La période d'essai court à compter du premier jour de travail effectif.
Toute suspension du contrat de travail qui se produirait pendant la période d'essai, qu'elle que soit la cause de cette suspension, entraîne une prolongation de la période d'essai d'une période égale à cette période de suspension pour que l'essai soit bien apprécié sur du temps de travail effectif.
3. Renouvellement de la période d'essai
Le renouvellement de la période d'essai n'est pas automatique.
La possibilité d'un renouvellement de la période d'essai doit être expressément prévue au contrat de travail et ne doit être motivée que par la nécessité de disposer d'un temps supplémentaire pour l'évaluation des compétences du salarié en considération du travail confié.
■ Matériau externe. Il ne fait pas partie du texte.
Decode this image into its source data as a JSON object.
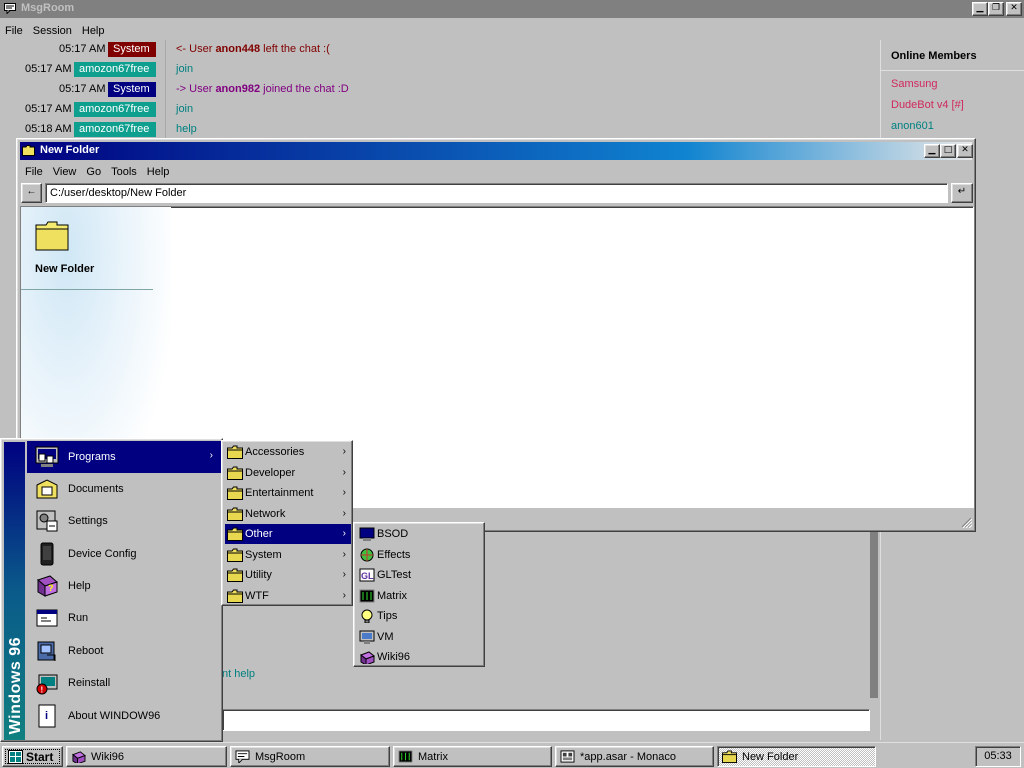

Le renouvellement de la période d'essai ne pourra s'effectuer qu'après un échange avec le salarié.
S'il souhaite renouveler la période d'essai, l'employeur doit recueillir l'accord du salarié.
La durée du renouvellement est d'un maximum de :
– 2 mois pour les cadres, soit une période d'essai totale de 6 mois maximum ;
– 2 mois pour les agents de maîtrise, soit une période d'essai totale de 5 mois maximum ;
– 2 mois pour les employés et ouvriers, soit une période d'essai totale de 4 mois maximum.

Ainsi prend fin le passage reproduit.